A university hearing board sentenced the two students who admitted taking the Healy Tower’s clock hands to honor a university tradition last September to community service and disciplinary probation, the students said in an interview yesterday.
The charges of theft, damage and destruction, defacement and trespassing in a restricted area carried sentences for Andrew Hamblen (SFS ’07) and Wyatt Gjullin (COL ’09) of 75 and 100 community service hours, respectively.
The theft of the clock hands qualified as a Category B violation under the Student Code of Conduct, which states that the theft of items worth less than $500 carries sanctions ranging from probation to academic suspension.
The Office of Student Conduct also placed the pair on disciplinary probation for a year and required each to write an essay on “more constructive university traditions,” according to the two students.
Disciplinary probation is an official disciplinary warning status during which any further misconduct could result in suspension.
Although the two said they felt the punishment was severe, they admitted it could have been worse.
“I didn’t really take into consideration the implications it could have on my future,” Hamblen said. “They threatened to suspend us for a couple years.”
Gjullin and Hamblen said that the university should have taken into account the tradition that surrounded the act of stealing the clock tower hands. Both noted that stealing the hands is listed as one of the “Top 100 Hundred Things to do at Georgetown,” according to SMURF, the student organization devoted to informing students about smart lifestyle choices and underrepresented facts.
The pair also said that the act is often promoted on campus tours. Hamblen said he believed the tradition is tacitly supported by the university.
“The university hypes it up,” Hamblen said.
Hamblen and Gjullin emphasized that they acted without malice. They said that their only intent was “to further a Georgetown tradition that we love,” Hamblen said.
“I think it’s a great tradition but all great things have a tendency to get bogged down in bureaucracy and liability,” Gjullin said.
The pair attributed the discrepancy between their community service hours to “mitigating circumstances.” Hamblen better demonstrated the effect that the tradition had on his decision to take the hands, they said.
Hamblen and Gjullin said they entered Healy in late September by scaling construction scaffolding in Dahlgren Quad and climbed through an already broken window into the building’s fourth floor.
Hamblen and Gjullin said that they had planned to take the Healy hands without regard to the scaffolding but agreed that it certainly made the task easier.
Inside the clock tower, the students explored what they described as mostly unfinished rooms filled with construction equipment.
Hamblen said that entering Healy proved easier than expected, saying that “people go up there all the time.” After first attempting to remove the hands from the east face of the tower, the students successfully detached the hands from the building’s west facade, he said.
Gjullin said that one of the most memorable aspects of the experience was the view from atop Healy.
“It is one of the best views on campus,” he said. “It’s surreal.”
Hamblen and Gjullin confessed to the theft in early October after their roommate, Matt Bjonerud (MSB ’07), turned the hands into Department of Public Safety officials.

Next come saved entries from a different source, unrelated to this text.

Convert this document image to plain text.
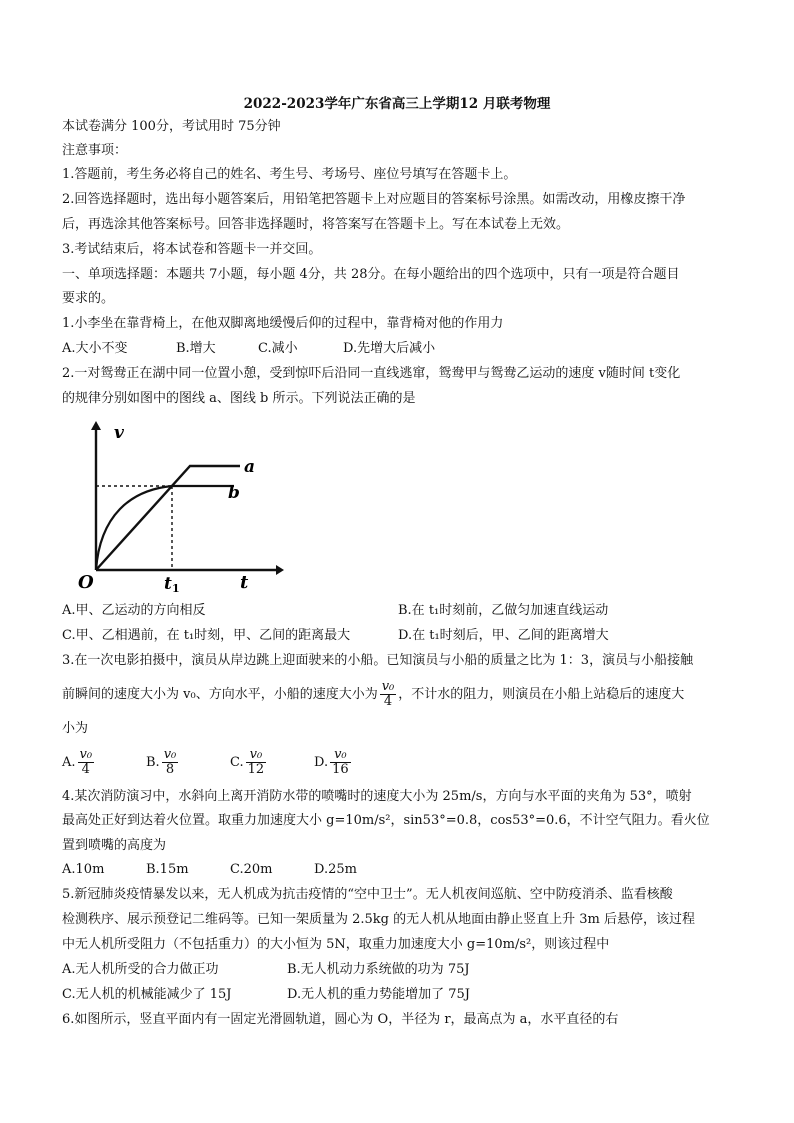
2022-2023学年广东省高三上学期12 月联考物理
本试卷满分 100分，考试用时 75分钟
注意事项：
1.答题前，考生务必将自己的姓名、考生号、考场号、座位号填写在答题卡上。
2.回答选择题时，选出每小题答案后，用铅笔把答题卡上对应题目的答案标号涂黑。如需改动，用橡皮擦干净
后，再选涂其他答案标号。回答非选择题时，将答案写在答题卡上。写在本试卷上无效。
3.考试结束后，将本试卷和答题卡一并交回。
一、单项选择题：本题共 7小题，每小题 4分，共 28分。在每小题给出的四个选项中，只有一项是符合题目
要求的。
1.小李坐在靠背椅上，在他双脚离地缓慢后仰的过程中，靠背椅对他的作用力
A.大小不变	B.增大	C.减小	D.先增大后减小
2.一对鸳鸯正在湖中同一位置小憩，受到惊吓后沿同一直线逃窜，鸳鸯甲与鸳鸯乙运动的速度 v随时间 t变化
的规律分别如图中的图线 a、图线 b 所示。下列说法正确的是
v
O	t 1	t
a
b
A.甲、乙运动的方向相反	B.在 t₁时刻前，乙做匀加速直线运动
C.甲、乙相遇前，在 t₁时刻，甲、乙间的距离最大	D.在 t₁时刻后，甲、乙间的距离增大
3.在一次电影拍摄中，演员从岸边跳上迎面驶来的小船。已知演员与小船的质量之比为 1：3，演员与小船接触
前瞬间的速度大小为 v₀、方向水平，小船的速度大小为 $\frac{\text{v₀}}{4}$ ，不计水的阻力，则演员在小船上站稳后的速度大
小为
A. $\frac{\text{v₀}}{4}$	B. $\frac{\text{v₀}}{8}$	C. $\frac{\text{v₀}}{12}$	D. $\frac{\text{v₀}}{16}$
4.某次消防演习中，水斜向上离开消防水带的喷嘴时的速度大小为 25m/s，方向与水平面的夹角为 53°，喷射
最高处正好到达着火位置。取重力加速度大小 g=10m/s²，sin53°=0.8，cos53°=0.6，不计空气阻力。看火位
置到喷嘴的高度为
A.10m	B.15m	C.20m	D.25m
5.新冠肺炎疫情暴发以来，无人机成为抗击疫情的“空中卫士”。无人机夜间巡航、空中防疫消杀、监看核酸
检测秩序、展示预登记二维码等。已知一架质量为 2.5kg 的无人机从地面由静止竖直上升 3m 后悬停，该过程
中无人机所受阻力（不包括重力）的大小恒为 5N，取重力加速度大小 g=10m/s²，则该过程中
A.无人机所受的合力做正功	B.无人机动力系统做的功为 75J
C.无人机的机械能减少了 15J	D.无人机的重力势能增加了 75J
6.如图所示，竖直平面内有一固定光滑圆轨道，圆心为 O，半径为 r，最高点为 a，水平直径的右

Both said they planned to return the clock hands undamaged to the university but were apprehended by DPS Officer Ray Eddy before they were able to do so.
Hamblen said that although he and Gjullin considered following the full tradition of mailing the hands to the Vatican, they did not want to risk losing the hands and having to pay for their replacement.

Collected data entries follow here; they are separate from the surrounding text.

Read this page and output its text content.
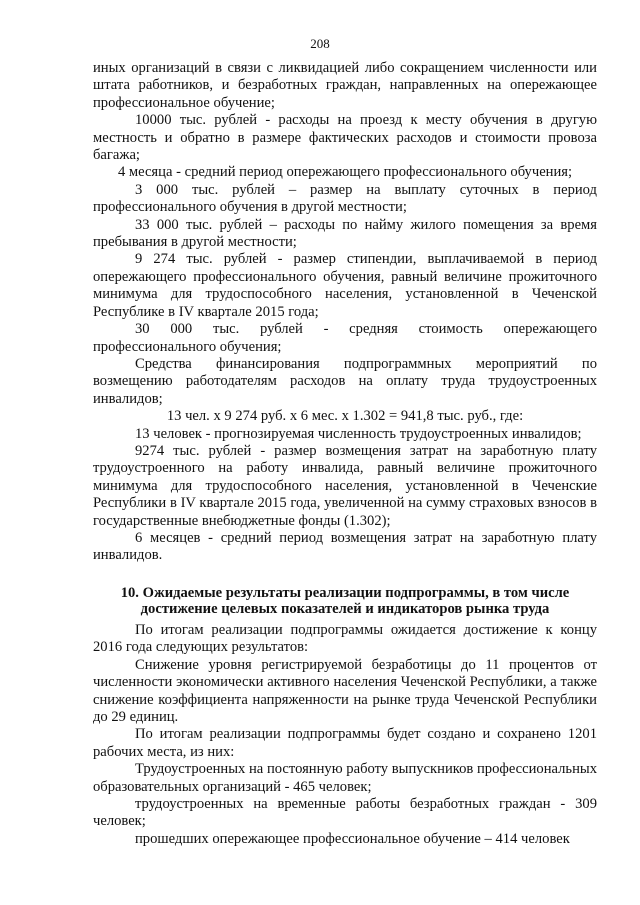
208

иных организаций в связи с ликвидацией либо сокращением численности или штата работников, и безработных граждан, направленных на опережающее профессиональное обучение;

10000 тыс. рублей - расходы на проезд к месту обучения в другую местность и обратно в размере фактических расходов и стоимости провоза багажа;

4 месяца - средний период опережающего профессионального обучения;

3 000 тыс. рублей – размер на выплату суточных в период профессионального обучения в другой местности;

33 000 тыс. рублей – расходы по найму жилого помещения за время пребывания в другой местности;

9 274 тыс. рублей - размер стипендии, выплачиваемой в период опережающего профессионального обучения, равный величине прожиточного минимума для трудоспособного населения, установленной в Чеченской Республике в IV квартале 2015 года;

30 000 тыс. рублей - средняя стоимость опережающего профессионального обучения;

Средства финансирования подпрограммных мероприятий по возмещению работодателям расходов на оплату труда трудоустроенных инвалидов;

13 чел. х 9 274 руб. х 6 мес. х 1.302 = 941,8 тыс. руб., где:

13 человек - прогнозируемая численность трудоустроенных инвалидов;

9274 тыс. рублей - размер возмещения затрат на заработную плату трудоустроенного на работу инвалида, равный величине прожиточного минимума для трудоспособного населения, установленной в Чеченские Республики в IV квартале 2015 года, увеличенной на сумму страховых взносов в государственные внебюджетные фонды (1.302);

6 месяцев - средний период возмещения затрат на заработную плату инвалидов.

10. Ожидаемые результаты реализации подпрограммы, в том числе достижение целевых показателей и индикаторов рынка труда

По итогам реализации подпрограммы ожидается достижение к концу 2016 года следующих результатов:

Снижение уровня регистрируемой безработицы до 11 процентов от численности экономически активного населения Чеченской Республики, а также снижение коэффициента напряженности на рынке труда Чеченской Республики до 29 единиц.

По итогам реализации подпрограммы будет создано и сохранено 1201 рабочих места, из них:

Трудоустроенных на постоянную работу выпускников профессиональных образовательных организаций - 465 человек;

трудоустроенных на временные работы безработных граждан - 309 человек;

прошедших опережающее профессиональное обучение – 414 человек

“We didn’t have the money for that,” Hamblen said.
To prevent future thefts, Hamblen said that the university should open up the tower to student tours on Traditions Day in order to remove the mystery surrounding the campus landmark.
“Why not have one day where people can go up there so they are not so mystified by it?” Hamblen asked.
Todd Olson, vice president for student affairs, which oversees the Office of Student Conduct, declined to comment for this story.